Sánchez Cerén even won some conservative support for his prevention-focused plan. But the difficulty in coalescing community support for his proposal was highlighted when the National Association of Private Enterprise, the country’s leading pro-business organization, hired former New York City Mayor Rudy Giuliani in December to provide advice on security and justice issues. The tensions were reinforced by the involvement of Giuliani, whose broken-windows approach to policing in New York — which aggressively punished minor infractions to deter serious crime — remains controversial.
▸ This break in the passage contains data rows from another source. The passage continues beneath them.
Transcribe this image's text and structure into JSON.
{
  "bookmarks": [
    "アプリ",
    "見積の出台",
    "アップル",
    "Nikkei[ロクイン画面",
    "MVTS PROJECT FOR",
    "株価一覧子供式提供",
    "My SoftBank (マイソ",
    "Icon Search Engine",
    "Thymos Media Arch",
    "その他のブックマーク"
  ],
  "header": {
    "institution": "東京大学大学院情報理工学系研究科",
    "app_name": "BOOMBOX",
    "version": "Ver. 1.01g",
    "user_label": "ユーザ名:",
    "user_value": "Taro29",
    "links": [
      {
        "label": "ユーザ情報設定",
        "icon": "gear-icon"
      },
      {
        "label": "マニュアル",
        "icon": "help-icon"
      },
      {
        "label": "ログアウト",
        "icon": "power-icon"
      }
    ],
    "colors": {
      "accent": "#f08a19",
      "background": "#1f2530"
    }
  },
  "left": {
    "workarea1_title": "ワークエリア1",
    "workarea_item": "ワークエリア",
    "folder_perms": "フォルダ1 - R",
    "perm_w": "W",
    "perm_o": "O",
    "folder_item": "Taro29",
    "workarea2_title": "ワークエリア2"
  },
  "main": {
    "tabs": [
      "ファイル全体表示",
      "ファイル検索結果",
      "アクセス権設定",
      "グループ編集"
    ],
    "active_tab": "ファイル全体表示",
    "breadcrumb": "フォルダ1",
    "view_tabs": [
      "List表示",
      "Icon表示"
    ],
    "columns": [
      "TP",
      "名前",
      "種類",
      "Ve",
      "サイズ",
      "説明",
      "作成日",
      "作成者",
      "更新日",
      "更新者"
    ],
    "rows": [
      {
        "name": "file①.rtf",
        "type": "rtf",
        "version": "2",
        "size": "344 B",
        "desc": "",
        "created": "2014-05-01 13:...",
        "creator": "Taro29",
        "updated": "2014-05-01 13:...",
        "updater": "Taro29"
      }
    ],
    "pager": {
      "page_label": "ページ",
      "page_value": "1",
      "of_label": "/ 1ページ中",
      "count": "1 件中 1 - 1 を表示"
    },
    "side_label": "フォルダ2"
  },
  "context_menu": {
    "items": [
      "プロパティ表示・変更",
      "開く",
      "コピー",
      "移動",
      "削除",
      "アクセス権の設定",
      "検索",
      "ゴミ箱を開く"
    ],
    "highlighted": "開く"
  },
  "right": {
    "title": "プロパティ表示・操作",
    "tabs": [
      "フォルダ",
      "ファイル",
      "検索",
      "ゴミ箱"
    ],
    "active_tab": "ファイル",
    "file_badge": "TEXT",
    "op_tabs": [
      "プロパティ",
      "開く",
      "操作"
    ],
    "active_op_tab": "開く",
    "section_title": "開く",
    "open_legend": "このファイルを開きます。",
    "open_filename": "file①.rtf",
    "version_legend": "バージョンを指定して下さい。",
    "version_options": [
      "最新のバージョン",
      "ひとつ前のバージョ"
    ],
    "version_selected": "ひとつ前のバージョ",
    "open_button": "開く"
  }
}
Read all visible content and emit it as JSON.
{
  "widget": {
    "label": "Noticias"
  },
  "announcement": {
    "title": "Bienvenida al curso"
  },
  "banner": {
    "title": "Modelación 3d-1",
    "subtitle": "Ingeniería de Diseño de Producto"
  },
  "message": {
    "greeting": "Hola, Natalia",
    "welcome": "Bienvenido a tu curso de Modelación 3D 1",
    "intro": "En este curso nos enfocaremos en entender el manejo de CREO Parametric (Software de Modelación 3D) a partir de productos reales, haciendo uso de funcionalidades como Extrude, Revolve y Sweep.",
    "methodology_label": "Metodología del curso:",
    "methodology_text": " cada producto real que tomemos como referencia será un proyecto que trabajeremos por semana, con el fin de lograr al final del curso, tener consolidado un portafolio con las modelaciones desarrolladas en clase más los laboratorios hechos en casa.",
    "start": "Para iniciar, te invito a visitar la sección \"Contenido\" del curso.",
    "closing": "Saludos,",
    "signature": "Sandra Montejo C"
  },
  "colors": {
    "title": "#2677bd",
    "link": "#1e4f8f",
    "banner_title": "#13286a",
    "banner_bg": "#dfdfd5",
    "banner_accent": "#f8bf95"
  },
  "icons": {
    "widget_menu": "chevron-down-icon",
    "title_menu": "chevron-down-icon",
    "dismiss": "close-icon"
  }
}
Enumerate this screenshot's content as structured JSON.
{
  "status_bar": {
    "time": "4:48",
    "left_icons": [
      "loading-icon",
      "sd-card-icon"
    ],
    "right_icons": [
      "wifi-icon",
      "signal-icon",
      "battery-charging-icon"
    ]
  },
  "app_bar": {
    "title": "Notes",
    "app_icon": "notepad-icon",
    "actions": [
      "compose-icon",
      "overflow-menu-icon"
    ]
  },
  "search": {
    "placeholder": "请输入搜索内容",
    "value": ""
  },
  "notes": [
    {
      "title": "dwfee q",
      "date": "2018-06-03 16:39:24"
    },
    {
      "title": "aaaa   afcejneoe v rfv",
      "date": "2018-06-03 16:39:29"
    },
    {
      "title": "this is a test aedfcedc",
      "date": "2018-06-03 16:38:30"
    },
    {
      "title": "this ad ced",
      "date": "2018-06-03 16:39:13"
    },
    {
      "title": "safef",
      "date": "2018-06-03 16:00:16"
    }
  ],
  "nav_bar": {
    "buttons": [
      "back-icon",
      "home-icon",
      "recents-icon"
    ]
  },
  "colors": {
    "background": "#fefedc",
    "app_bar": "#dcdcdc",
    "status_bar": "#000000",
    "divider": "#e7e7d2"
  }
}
The security component of the U.S. aid plan purports to bolster community-based policing, violence prevention and educational programs in concert with what the Salvadoran government has already outlined. With robust community input and rigorous monitoring, this approach has the potential to make a measurable difference.
But the plan also includes major increases for many drug war programs that have militarized the region’s security forces to the detriment of human rights. This could undermine any positive outcomes from the prevention-oriented programs. Previous measures, such as Washington’s funding for the construction of confinement cells at the high-security Zacatecoluca prison, have been counterproductive. Experts cite the recent transfer of 50 gang leaders to such cells as a key factor in the explosion of violence.
Neoliberal reforms
Washington has shown little willingness to support El Salvador’s autonomy and priorities, instead pushing the country to adopt neoliberal reforms, conditioning development aid on the country’s adoption of austerity, free trade and privatization measures. The State Department has sounded its displeasure with El Salvador’s support for the unified regional opposition to Washington’s sanctions on Venezuela, noting that it could jeopardize the aid.
The Millennium Challenge Corp., a U.S. foreign aid agency created by Congress in 2004, mandated that El Salvador to adopt measures to “promote a business-friendly environment” and court private investment. This includes efforts to privatize public programs such as education and health care as well as community resources, including water, though the government has so far resisted privatizing these services. Previous assurances that neoliberal policies such as the Central American Free Trade Agreement would facilitate development and economic opportunity have failed to pan out.
The majority of the funding for the plan will come from the Inter-American Development Bank and other multilateral development banks. But past projects in the region funded by these institutions have been marred by forced displacement and egregious human rights abuses, including massacres of civilians.
Still, it is difficult to categorically reject aid that could, if appropriately deployed, ameliorate abject suffering. But Obama’s prosperity plan relies largely on strategies that have proved damaging to the welfare, security and dignity of the region’s impoverished people. And Washington’s track record offers no reason to believe that the positive aspects of the plan would be administered with the robust community participation and careful oversight necessary for its success.